Has anyone ever used an electric burner (like a round oven burner) in your firebox with a metal/mesh pan in your firebox for smoking cheese?  Does this still get too hot in your chamber?


----------



## walle (Apr 29, 2010)

Roszel,
For cheese, you just need enough heat to make smoke.  I don't know about the electric burner part, but lots of folks have rigged up soldering irons in coffee cans.

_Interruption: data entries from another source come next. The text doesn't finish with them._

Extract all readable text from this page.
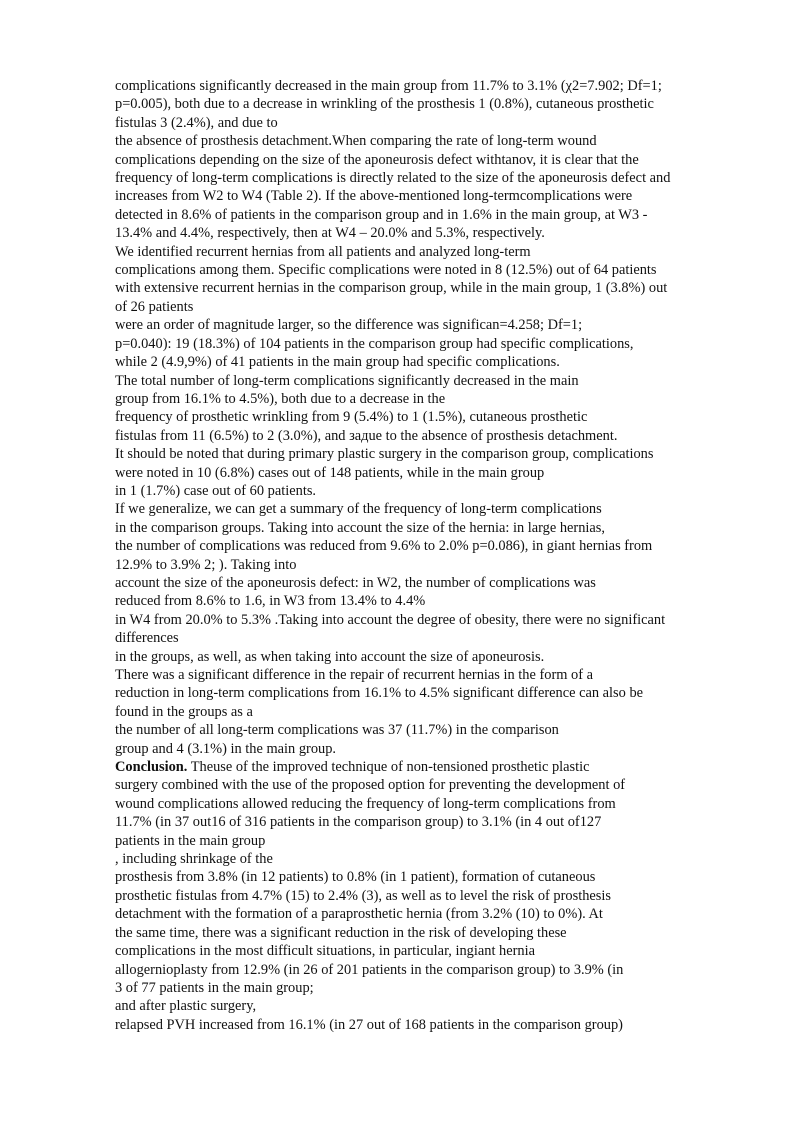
complications significantly decreased in the main group from 11.7% to 3.1% (χ2=7.902; Df=1;
p=0.005), both due to a decrease in wrinkling of the prosthesis 1 (0.8%), cutaneous prosthetic
fistulas 3 (2.4%), and due to
the absence of prosthesis detachment.When comparing the rate of long-term wound
complications depending on the size of the aponeurosis defect withtanov, it is clear that the
frequency of long-term complications is directly related to the size of the aponeurosis defect and
increases from W2 to W4 (Table 2). If the above-mentioned long-termcomplications were
detected in 8.6% of patients in the comparison group and in 1.6% in the main group, at W3 -
13.4% and 4.4%, respectively, then at W4 – 20.0% and 5.3%, respectively.
We identified recurrent hernias from all patients and analyzed long-term
complications among them. Specific complications were noted in 8 (12.5%) out of 64 patients
with extensive recurrent hernias in the comparison group, while in the main group, 1 (3.8%) out
of 26 patients
were an order of magnitude larger, so the difference was significan=4.258; Df=1;
p=0.040): 19 (18.3%) of 104 patients in the comparison group had specific complications,
while 2 (4.9,9%) of 41 patients in the main group had specific complications.
The total number of long-term complications significantly decreased in the main
group from 16.1% to 4.5%), both due to a decrease in the
frequency of prosthetic wrinkling from 9 (5.4%) to 1 (1.5%), cutaneous prosthetic
fistulas from 11 (6.5%) to 2 (3.0%), and задue to the absence of prosthesis detachment.
It should be noted that during primary plastic surgery in the comparison group, complications
were noted in 10 (6.8%) cases out of 148 patients, while in the main group
in 1 (1.7%) case out of 60 patients.
If we generalize, we can get a summary of the frequency of long-term complications
in the comparison groups. Taking into account the size of the hernia: in large hernias,
the number of complications was reduced from 9.6% to 2.0% p=0.086), in giant hernias from
12.9% to 3.9% 2; ). Taking into
account the size of the aponeurosis defect: in W2, the number of complications was
reduced from 8.6% to 1.6, in W3 from 13.4% to 4.4%
in W4 from 20.0% to 5.3% .Taking into account the degree of obesity, there were no significant
differences
in the groups, as well, as when taking into account the size of aponeurosis.
There was a significant difference in the repair of recurrent hernias in the form of a
reduction in long-term complications from 16.1% to 4.5% significant difference can also be
found in the groups as a
the number of all long-term complications was 37 (11.7%) in the comparison
group and 4 (3.1%) in the main group.
Conclusion. Theuse of the improved technique of non-tensioned prosthetic plastic
surgery combined with the use of the proposed option for preventing the development of
wound complications allowed reducing the frequency of long-term complications from
11.7% (in 37 out16 of 316 patients in the comparison group) to 3.1% (in 4 out of127
patients in the main group
, including shrinkage of the
prosthesis from 3.8% (in 12 patients) to 0.8% (in 1 patient), formation of cutaneous
prosthetic fistulas from 4.7% (15) to 2.4% (3), as well as to level the risk of prosthesis
detachment with the formation of a paraprosthetic hernia (from 3.2% (10) to 0%). At
the same time, there was a significant reduction in the risk of developing these
complications in the most difficult situations, in particular, ingiant hernia
allogernioplasty from 12.9% (in 26 of 201 patients in the comparison group) to 3.9% (in
3 of 77 patients in the main group;
and after plastic surgery,
relapsed PVH increased from 16.1% (in 27 out of 168 patients in the comparison group)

Looking for a temp under 100*, perferably 70 - 90, otherwise you will need a stack of tortillas or nacho chips...!


----------



## smokin' dick (Apr 29, 2010)

Just cut up a bunch of Peach wood and saved some saw dust. The coffee can and soldering iron approach is what will be used. Works great. Just make sure it is a new iron. Don't want any lead smoke in there with the cheese.


----------



## scarbelly (Apr 29, 2010)

Here is what I use now for cheese and it works very well 
http://www.smokingmeatforums.com/for...ad.php?t=92639


----------



## rbranstner (Apr 29, 2010)

Your burner may get too hot but you could try it. I use to smoke cheese on my propane smoker but had a really hard time keeping the temps below 200 so I had to watch it all the time and flip it when it started to melt through the grates. I now use the soldering iron in a soup can and it works great. I am going to get one of the A Maze N Smokers though those  are so slick.


----------



## etcher1 (Apr 29, 2010)

Here's what I use, It is an electric hot plate with a pan of wood chips.
It works good for me.  You do have to keep an eye on it.
http://www.smokingmeatforums.com/for...ad.php?t=85871


----------